Non-fiction book

Whisky: the knowledge

Demystifying whisky


The first time I ever drank whisky I was almost too young to know better. Things ended badly. My grandma had to rescue me. I wouldn’t touch a drop of the stuff until a few years ago, on a press trip to Iceland. Bizarrely enough, we were there to taste a rare 45 year old single malt whisky, the Dalmore Aurora, named after the aurora borealis – the northern lights.

Save its name, there is no good reason why we should have been drinking it in Iceland. But we were, and if I was at the time a tad bewildered by the fuss, nobody else was. The whisky itself had been flown in separately, a week prior to our arrival, where it had sat in pride of place at the Hotel Rangá, rumours of its presence attracting a steady stream of pilgrims. The idea had been that we would taste beneath the lights, but it was April, the tail end of the season, and it was cloudy. We drank indoors. No matter: the Dalmore Aurora didn’t need a light show. It was quite a revelation – in its own right.

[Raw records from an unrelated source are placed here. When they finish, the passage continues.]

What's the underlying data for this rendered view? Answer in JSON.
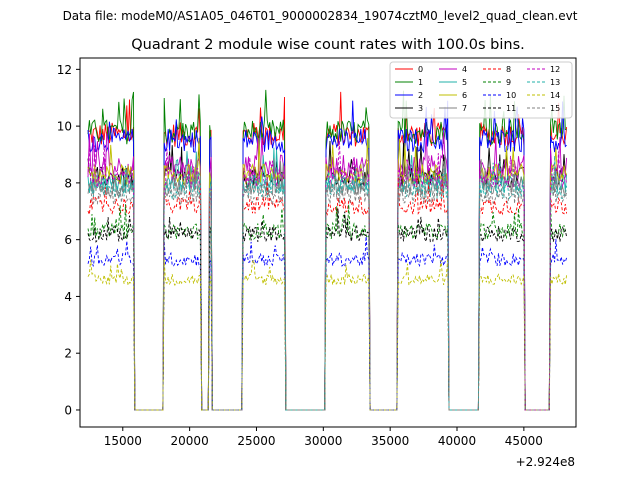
{
  "chart_data": {
    "type": "line",
    "suptitle": "Data file: modeM0/AS1A05_046T01_9000002834_19074cztM0_level2_quad_clean.evt",
    "title": "Quadrant 2 module wise count rates with 100.0s bins.",
    "xlabel": "",
    "ylabel": "",
    "x_offset_label": "+2.924e8",
    "xlim": [
      11800,
      48900
    ],
    "ylim": [
      -0.6,
      12.4
    ],
    "x_ticks": [
      15000,
      20000,
      25000,
      30000,
      35000,
      40000,
      45000
    ],
    "x_tick_labels": [
      "15000",
      "20000",
      "25000",
      "30000",
      "35000",
      "40000",
      "45000"
    ],
    "y_ticks": [
      0,
      2,
      4,
      6,
      8,
      10,
      12
    ],
    "y_tick_labels": [
      "0",
      "2",
      "4",
      "6",
      "8",
      "10",
      "12"
    ],
    "bin_size_s": 100,
    "x_start": 12400,
    "x_end": 48200,
    "on_intervals": [
      [
        12400,
        15800
      ],
      [
        18100,
        20800
      ],
      [
        21500,
        21600
      ],
      [
        24000,
        27100
      ],
      [
        30200,
        33400
      ],
      [
        35600,
        39300
      ],
      [
        41700,
        45000
      ],
      [
        47000,
        48200
      ]
    ],
    "legend_position": "upper right",
    "series": [
      {
        "name": "0",
        "color": "#ff0000",
        "style": "solid",
        "level": 9.7
      },
      {
        "name": "1",
        "color": "#008000",
        "style": "solid",
        "level": 9.8
      },
      {
        "name": "2",
        "color": "#0000ff",
        "style": "solid",
        "level": 9.5
      },
      {
        "name": "3",
        "color": "#000000",
        "style": "solid",
        "level": 8.2
      },
      {
        "name": "4",
        "color": "#c000c0",
        "style": "solid",
        "level": 8.6
      },
      {
        "name": "5",
        "color": "#20b2aa",
        "style": "solid",
        "level": 8.0
      },
      {
        "name": "6",
        "color": "#bfbf00",
        "style": "solid",
        "level": 8.3
      },
      {
        "name": "7",
        "color": "#808080",
        "style": "solid",
        "level": 7.9
      },
      {
        "name": "8",
        "color": "#ff0000",
        "style": "dashed",
        "level": 7.2
      },
      {
        "name": "9",
        "color": "#008000",
        "style": "dashed",
        "level": 6.3
      },
      {
        "name": "10",
        "color": "#0000ff",
        "style": "dashed",
        "level": 5.3
      },
      {
        "name": "11",
        "color": "#000000",
        "style": "dashed",
        "level": 6.2
      },
      {
        "name": "12",
        "color": "#c000c0",
        "style": "dashed",
        "level": 8.2
      },
      {
        "name": "13",
        "color": "#20b2aa",
        "style": "dashed",
        "level": 7.8
      },
      {
        "name": "14",
        "color": "#bfbf00",
        "style": "dashed",
        "level": 4.6
      },
      {
        "name": "15",
        "color": "#808080",
        "style": "dashed",
        "level": 7.6
      }
    ]
  }
}
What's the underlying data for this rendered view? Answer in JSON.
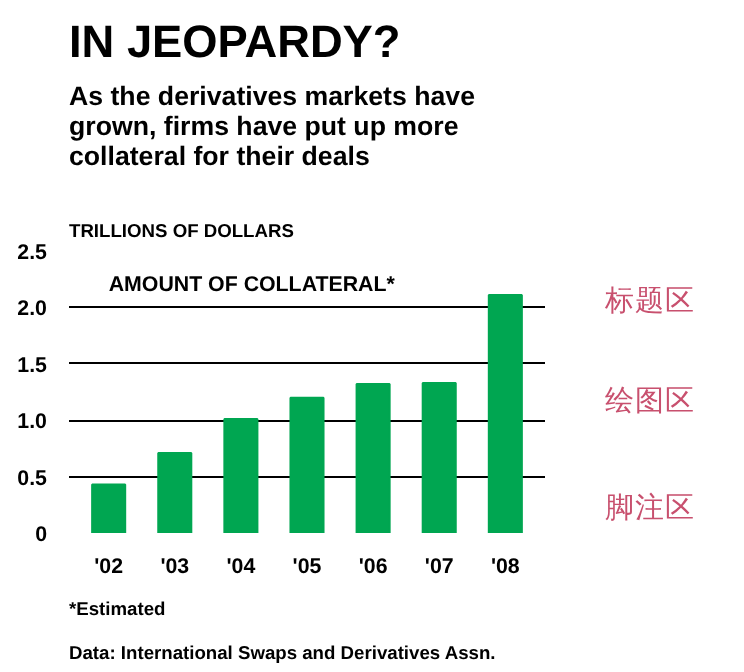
{
  "chart_data": {
    "type": "bar",
    "title": "IN JEOPARDY?",
    "subtitle": "As the derivatives markets have\ngrown, firms have put up more\ncollateral for their deals",
    "ylabel": "TRILLIONS OF DOLLARS",
    "categories": [
      "'02",
      "'03",
      "'04",
      "'05",
      "'06",
      "'07",
      "'08"
    ],
    "values": [
      0.43,
      0.71,
      1.01,
      1.2,
      1.32,
      1.33,
      2.11
    ],
    "color": "#00a651",
    "ylim": [
      0,
      2.5
    ],
    "yticks": [
      0,
      0.5,
      {
        "value": 1,
        "label": "1.0"
      },
      1.5,
      {
        "value": 2,
        "label": "2.0"
      },
      2.5
    ],
    "grid": "y",
    "annotations": [
      "AMOUNT OF COLLATERAL*",
      "*Estimated",
      "Data: International Swaps and Derivatives Assn.",
      "标题区",
      "绘图区",
      "脚注区"
    ]
  }
}
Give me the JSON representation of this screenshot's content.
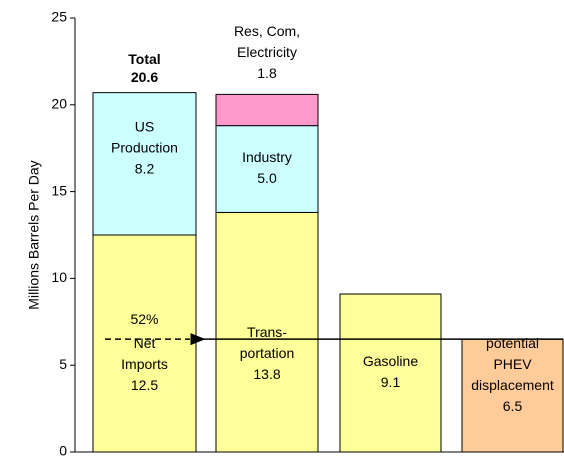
{
  "chart_data": {
    "type": "stacked_bar",
    "ylabel": "Millions Barrels Per Day",
    "ylim": [
      0,
      25
    ],
    "yticks": [
      0,
      5,
      10,
      15,
      20,
      25
    ],
    "bars": [
      {
        "segments": [
          {
            "lines": [
              "Net",
              "Imports"
            ],
            "value": 12.5,
            "color": "#ffff99"
          },
          {
            "lines": [
              "US",
              "Production"
            ],
            "value": 8.2,
            "color": "#ccffff"
          }
        ],
        "total": {
          "label": "Total",
          "value": 20.6
        }
      },
      {
        "segments": [
          {
            "lines": [
              "Trans-",
              "portation"
            ],
            "value": 13.8,
            "color": "#ffff99"
          },
          {
            "lines": [
              "Industry"
            ],
            "value": 5,
            "value_label": "5.0",
            "color": "#ccffff"
          },
          {
            "lines": [
              "Res, Com,",
              "Electricity"
            ],
            "value": 1.8,
            "color": "#ff99cc"
          }
        ]
      },
      {
        "segments": [
          {
            "lines": [
              "Gasoline"
            ],
            "value": 9.1,
            "color": "#ffff99"
          }
        ]
      },
      {
        "segments": [
          {
            "lines": [
              "potential",
              "PHEV",
              "displacement"
            ],
            "value": 6.5,
            "color": "#ffcc99"
          }
        ]
      }
    ],
    "annotation": "52%"
  }
}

Apart from being amazed that it tasted nothing like I remembered whisky tasting, I was perplexed by the fact that it was spicy, and tasted of caramel. I couldn’t care less that it was just one of 200 bottles in the world – or that each went for £3000 a pop. I wanted to know why something consisting largely of ethanol and water should end up brown, light, sharp and slightly sweet, and why some of the group smelt pear and apple, melon, burnt marmalade, while others found roses, jasmine and chocolate. I liked that it had been distilled in stills nicknamed ‘the fat bastards’, but I had no idea how the bastards worked, nor the import of words like ex-bourbon, American white or Matusalem.

I wanted to know what all these words meant. I wanted to know why a liquid should smell and taste of things that it was patently not made of. I was yet to learn about the making of flavour, the effect of copper, the influence of wood, but I sensed a science behind the magic.

This book is the result of that sensing. It’s short – short enough to be read in one sitting. It’s designed to give you a good working knowledge of whisky, its production, various histories, its styles and types, an idea of what to drink. It’s comprehensive, but it’s not deep. The whiskies mentioned here are all findable and largely, I hope, affordable. This is a light journey, touching on many things. It’s a stepping stone, a means of going from knowing something to knowing something more to wanting to know something else.

To which end, if you have a bottle of whisky to hand, pour yourself a drink. If not, then it’s up to you, but I would be tempted to pop down to your local bar. It doesn’t really matter, but I’m hoping that, like my experience in Iceland, you know very little about how that liquid in your glass came to be what it is. Smell it. Take a sip. Take another. Now, start reading. And enjoy. I promise not to bore – though I must now break that promise with some history, definitions, terms and arbitrary decision making.